Glutaminin iki amin grubu vardır. Terminal grubu ayrılınca glutamat ve amonyak teşekkül eder. Geri kalan alfa amino grubu transaminasyonla diğer amino asitlerin oluşmasında rol oynar (Oğuz, 1998). Glutamin nötral bir amino asit olup insan vücudunda önemli miktarda bulunur.
Glutamin proteinlerin en önemli komponentidir. Yapısında, molekül başına iki amin grubu içerir; pürin ve pirimidin dolayısıyla nükleik asit sentezinde nitrojen taşıyıcı olarak önemli görev alır (Tutanç, 2010). Glutamin besinlerde ve vücutta bol miktarda bulunan 20 amino asitten biridir. Vücuttaki proteinlerinin en temel yapı taşıdır ve sistemden fazla amonyağın atılmasını sağlar.
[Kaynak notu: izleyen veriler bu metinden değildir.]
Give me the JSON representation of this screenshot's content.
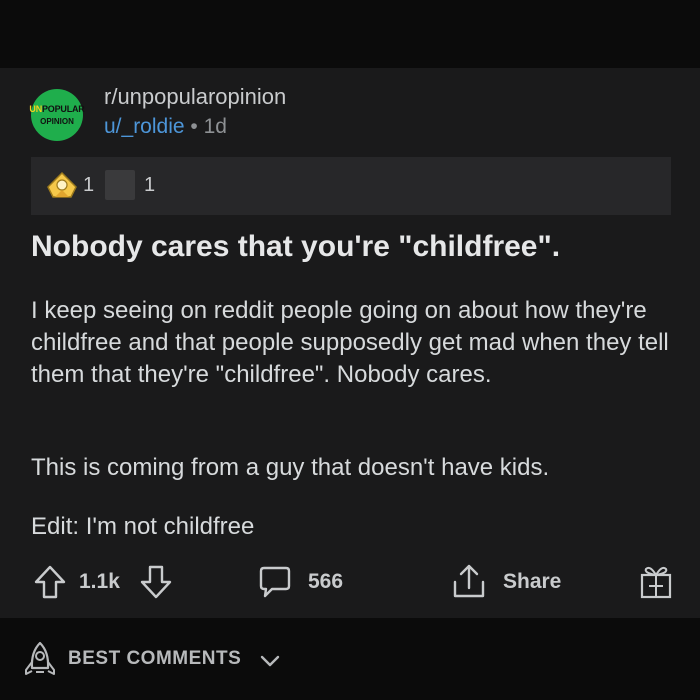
{
  "post": {
    "subreddit": "r/unpopularopinion",
    "avatar_text_un": "UN",
    "avatar_text_popular": "POPULAR",
    "avatar_text_opinion": "OPINION",
    "author": "u/_roldie",
    "separator": "•",
    "age": "1d",
    "awards": [
      {
        "icon": "helpful-award-icon",
        "count": "1"
      },
      {
        "icon": "award-placeholder",
        "count": "1"
      }
    ],
    "title": "Nobody cares that you're \"childfree\".",
    "body": [
      "I keep seeing on reddit people going on about how they're childfree and that people supposedly get mad when they tell them that they're \"childfree\". Nobody cares.",
      "This is coming from a guy that doesn't have kids.",
      "Edit: I'm not childfree"
    ],
    "actions": {
      "upvote_icon": "upvote-arrow-icon",
      "score": "1.1k",
      "downvote_icon": "downvote-arrow-icon",
      "comment_icon": "comment-bubble-icon",
      "comments": "566",
      "share_icon": "share-icon",
      "share_label": "Share",
      "gift_icon": "gift-award-icon"
    }
  },
  "footer": {
    "sort_icon": "rocket-icon",
    "sort_label": "BEST COMMENTS",
    "chevron_icon": "chevron-down-icon"
  },
  "colors": {
    "background": "#0b0b0b",
    "card": "#1a1a1b",
    "award_bar": "#272729",
    "accent_user": "#4d96d9",
    "avatar_green": "#1fae4c"
  }
}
Ayrıca L- Glutamin vücudumuz için önemli bir enerji kaynağı görevi görür. Gastrointestinal sistemin sağlığını korumada güçlü bir rolü vardır. Yapmış olduğu dehidrasyon ile ishali, vitamin, mineral ve gerekli besin kaybının önüne geçer.
2.11.5. L-Triptofan
Kısaca Trp veya W olarak gösterilir. Kimyasal formülü C11H12N2O2’dir.
Molekül kütlesi 204.23 g/mol’dür, erime noktası 285 oC, yoğunluğu 1.32 g/mol,
izoelektrik noktası 5.88 ve pKa 2.35 ve 9.30’dur. Elementel analizde % 64.69 C, % 5.92 H, % 13.12 N, % 15.67 O bulunur.
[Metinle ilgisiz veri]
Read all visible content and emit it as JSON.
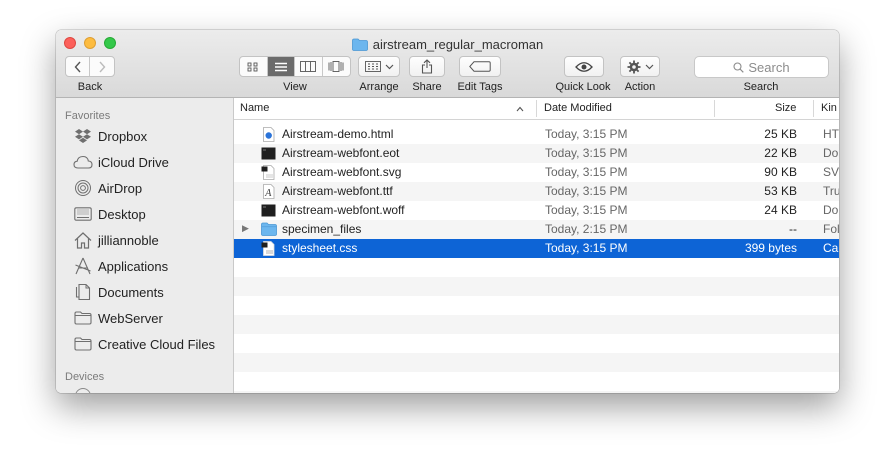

Proteinleri oluşturan 20 amino asitten biri triptofandır. Polar olmayıp yapısında indol halkası içeren bir amino asittir. Prüvat ve asetil CoA üzerinden yıkılan ketojenik ve glukojeniktir. İçermiş olduğu indol halkası ile melatonin ve seratoninin gibi bileşiklerin yapısına katılmaktadır.
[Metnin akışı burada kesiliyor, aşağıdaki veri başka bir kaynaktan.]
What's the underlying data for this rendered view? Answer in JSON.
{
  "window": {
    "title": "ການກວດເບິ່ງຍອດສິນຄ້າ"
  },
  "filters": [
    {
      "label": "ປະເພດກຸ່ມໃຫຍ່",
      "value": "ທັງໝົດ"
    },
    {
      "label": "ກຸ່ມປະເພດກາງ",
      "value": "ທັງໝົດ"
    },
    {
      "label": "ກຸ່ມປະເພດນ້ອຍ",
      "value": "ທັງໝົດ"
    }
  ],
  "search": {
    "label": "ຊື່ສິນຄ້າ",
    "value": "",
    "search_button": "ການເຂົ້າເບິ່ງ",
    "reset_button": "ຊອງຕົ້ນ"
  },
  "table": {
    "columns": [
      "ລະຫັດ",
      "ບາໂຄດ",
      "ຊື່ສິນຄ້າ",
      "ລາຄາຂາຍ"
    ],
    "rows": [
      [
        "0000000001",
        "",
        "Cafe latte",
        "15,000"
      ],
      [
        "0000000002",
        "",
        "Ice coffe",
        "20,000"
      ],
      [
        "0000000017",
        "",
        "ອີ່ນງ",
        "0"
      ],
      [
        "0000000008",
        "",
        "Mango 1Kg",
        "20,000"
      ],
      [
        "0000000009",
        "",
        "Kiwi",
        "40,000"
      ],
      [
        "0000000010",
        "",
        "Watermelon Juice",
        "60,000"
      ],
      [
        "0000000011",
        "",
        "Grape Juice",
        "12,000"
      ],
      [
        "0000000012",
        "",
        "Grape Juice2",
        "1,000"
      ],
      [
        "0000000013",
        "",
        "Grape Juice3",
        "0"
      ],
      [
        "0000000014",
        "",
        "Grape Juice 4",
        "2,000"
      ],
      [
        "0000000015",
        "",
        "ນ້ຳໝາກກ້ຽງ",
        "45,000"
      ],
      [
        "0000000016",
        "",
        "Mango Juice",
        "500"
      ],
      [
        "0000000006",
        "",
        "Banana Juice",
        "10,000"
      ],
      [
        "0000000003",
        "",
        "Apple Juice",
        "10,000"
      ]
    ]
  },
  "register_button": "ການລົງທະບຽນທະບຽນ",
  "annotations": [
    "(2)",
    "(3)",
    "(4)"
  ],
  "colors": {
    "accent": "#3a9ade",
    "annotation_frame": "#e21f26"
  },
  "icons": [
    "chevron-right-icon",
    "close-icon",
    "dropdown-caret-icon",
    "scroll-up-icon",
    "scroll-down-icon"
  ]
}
Triptofan bazı mikroorganizmalar ve bitkiler tarafından antranilik ve şikimik asitten elde edilebilir. Diğer aşamada triptofan fosforibasil profosfat ile yoğunlaşır, riboz halkası açılır ve indirgemeyi dekarboksilasyon izler (Bilcen, 2008). Triptofan, optimum sağlık için gerekli olan bir temel amino asittir. Bu amino asit, niasin üretimi için gereklidir. İnsan vücudunda sinir sistemi ve beyin fonksiyonları için önemli olan seratonin üretimi için kullanılır. Triptofan, seratonine dönüştürülmeden önce 5-hidroksi-triptofan adı verilen bir bileşiğe metabolize edilir. Bu amino asit, çocuklarda hiperaktivite konrolünde, stres hafiflemede, kilo kaybı ve iştah azaltmada önemlidir. De Wall yaptığı çalışmalar ile triptofanda bulunan yan zincirin biyolojik sistemlerin temel taşları olan Na ve K için kuvvetli donör olduğunu ispatlamıştır (De Wall, 1999). Triptofan, glisin, alanin, fenil alanın, serin gibi çeşitli amino asitlerin gaz fazda bazlarla olan ilgisini göstermek
için elekstrosprey iyonizasyonu ve matrix destekli lazer desabsorbsiyon
spektroskopisinden yararlanılmıştır (De Wall, 1999).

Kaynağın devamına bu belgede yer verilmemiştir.